Makbule teyze yüzüne memnun bir gülümseme yerleştirirken başını salladı ve daha sonra "İyi misin? Kendini nasıl hissediyorsun?" diye sordu.

Yatakta doğrulurken başımı iki elimin arasına aldım ve hafifçe sıktım. "İyiyim ama dün tam olarak ne oldu? Hatırlamıyorum."

"Ateşin vardı. Doktor çağırdık. Ama önemli bir şeyin yokmuş. İstersen bugün okula gitmeyip dinlenebileceğini söyledi." Başımı salladım.

Yataktan kalkarken biraz başımın ağrıdığını hissetsem de nedense okula gitmek istiyordum.

"Sanırım okula gideceksin. Yalnız Atalay beyin kesin talimatı var. Okula yürüyerek gitmeni istemiyor. Hava artık soğumaya başladı." Makbule teyze bu söylediğinden sonra kendi kendime babamın beni ne zamandan beri umursadığını düşünmeye başladım. Okula yürüyerek gitmemi istemeyecek kadar düşünüyor muydu beni gerçekten?

Düşünmeye devam ederken dolabının karşısına geçtim ve okul kıyafetlerimi çıkarıp yatağın üzerine koydum, hızla üzerimi giyindim ve Makbule teyzenin hazırladığı sofradan midem el verdiğince birkaç şey atıştırdım. Hemen sonra babamın isteği üzerine Mustafa abiyle birlikte okula doğru yola çıktık.

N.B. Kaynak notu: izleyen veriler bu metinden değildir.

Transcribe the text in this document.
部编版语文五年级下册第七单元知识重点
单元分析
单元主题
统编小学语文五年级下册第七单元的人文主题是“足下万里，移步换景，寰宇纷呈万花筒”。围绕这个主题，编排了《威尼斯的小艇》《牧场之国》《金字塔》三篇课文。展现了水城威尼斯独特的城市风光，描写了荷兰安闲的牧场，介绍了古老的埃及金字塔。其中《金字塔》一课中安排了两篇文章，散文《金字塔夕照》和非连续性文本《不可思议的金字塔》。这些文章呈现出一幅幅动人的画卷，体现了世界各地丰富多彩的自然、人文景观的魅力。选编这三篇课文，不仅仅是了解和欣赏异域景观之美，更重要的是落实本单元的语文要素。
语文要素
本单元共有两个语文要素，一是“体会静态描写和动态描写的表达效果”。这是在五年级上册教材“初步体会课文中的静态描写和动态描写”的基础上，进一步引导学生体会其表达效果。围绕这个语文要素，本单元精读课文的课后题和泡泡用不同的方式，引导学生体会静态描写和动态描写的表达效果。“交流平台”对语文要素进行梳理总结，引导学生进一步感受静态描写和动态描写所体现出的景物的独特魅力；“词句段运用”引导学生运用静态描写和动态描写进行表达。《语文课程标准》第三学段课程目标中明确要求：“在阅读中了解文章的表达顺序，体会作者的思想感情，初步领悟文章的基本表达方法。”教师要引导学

Yaklaşık 5 dakika içinde okula varmıştık. Dersin başlamasına yarım saat vardı. Dışarıda oyalanmak istemediğim için sınıfa çıktım ve daha Eren dışında kimsenin gelmemiş olduğunu gördüm.

Eren'in bu kadar erken gelmesine gerçekten şaşırmıştım. En arka sıradaki yerine oturmuştu ve telefonuna bakıyordu. Beni fark ettiğine emindim ama fark etmemiş gibi yapıyordu. Neden bu saatte geldiğini gerçekten merak ediyordum. Zaten başıma ne geliyorsa merakımdan geliyordu.

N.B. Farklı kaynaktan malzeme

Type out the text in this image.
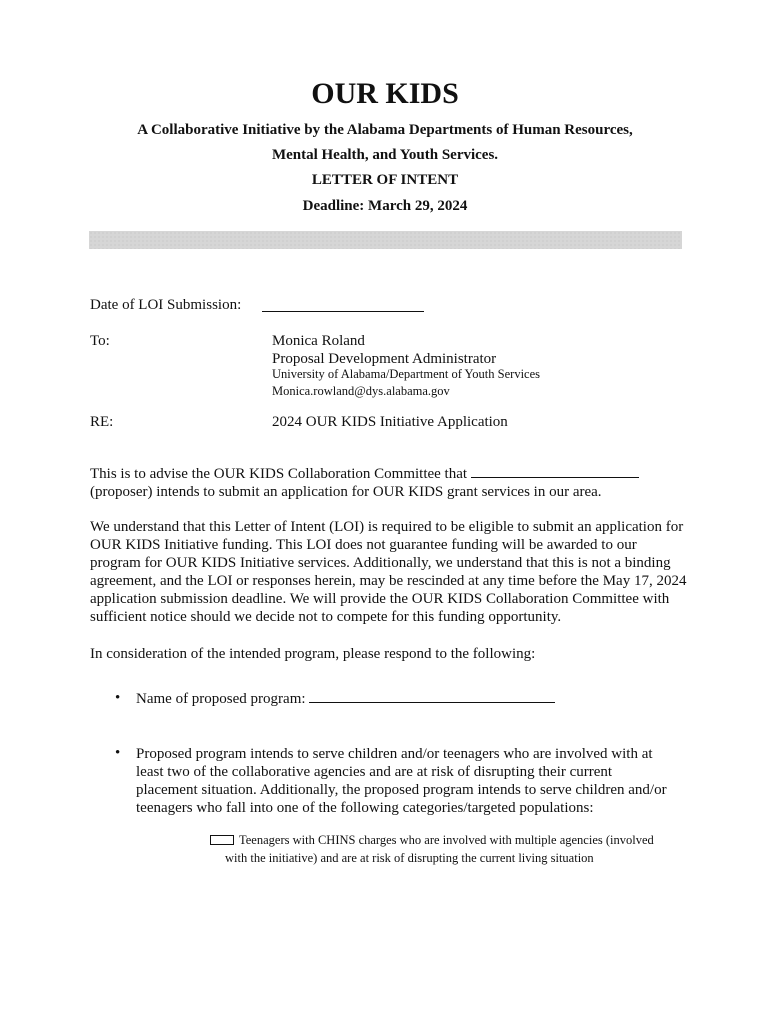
OUR KIDS
A Collaborative Initiative by the Alabama Departments of Human Resources,
Mental Health, and Youth Services.
LETTER OF INTENT
Deadline: March 29, 2024
Date of LOI Submission:
To:	Monica Roland
Proposal Development Administrator
University of Alabama/Department of Youth Services
Monica.rowland@dys.alabama.gov
RE:	2024 OUR KIDS Initiative Application
This is to advise the OUR KIDS Collaboration Committee that
(proposer) intends to submit an application for OUR KIDS grant services in our area.
We understand that this Letter of Intent (LOI) is required to be eligible to submit an application for OUR KIDS Initiative funding. This LOI does not guarantee funding will be awarded to our program for OUR KIDS Initiative services. Additionally, we understand that this is not a binding agreement, and the LOI or responses herein, may be rescinded at any time before the May 17, 2024 application submission deadline. We will provide the OUR KIDS Collaboration Committee with sufficient notice should we decide not to compete for this funding opportunity.
In consideration of the intended program, please respond to the following:
• Name of proposed program:
• Proposed program intends to serve children and/or teenagers who are involved with at least two of the collaborative agencies and are at risk of disrupting their current placement situation. Additionally, the proposed program intends to serve children and/or teenagers who fall into one of the following categories/targeted populations:
Teenagers with CHINS charges who are involved with multiple agencies (involved with the initiative) and are at risk of disrupting the current living situation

Birkaç dakikanın sonunda nedenini sormaya karar verdim. "Neden buradasın bu saatte?"

Telefonuyla ilgilenmeye devam ederken "Seni ilgilendirmez," diye mırıldandı.

Bu tersleyerek konuşmalarına gerçekten sinir olmaya başlamıştım. Bu kadar gıcık olmak zorunda mıydı? Hafif bir sinirle "Sen ne zaman insanlarla doğru düzgün konuşmaya başlayacaksın?" diye sorduğumda bu kez yüzünü bana çevirdi ve kısa bir süre inceledi.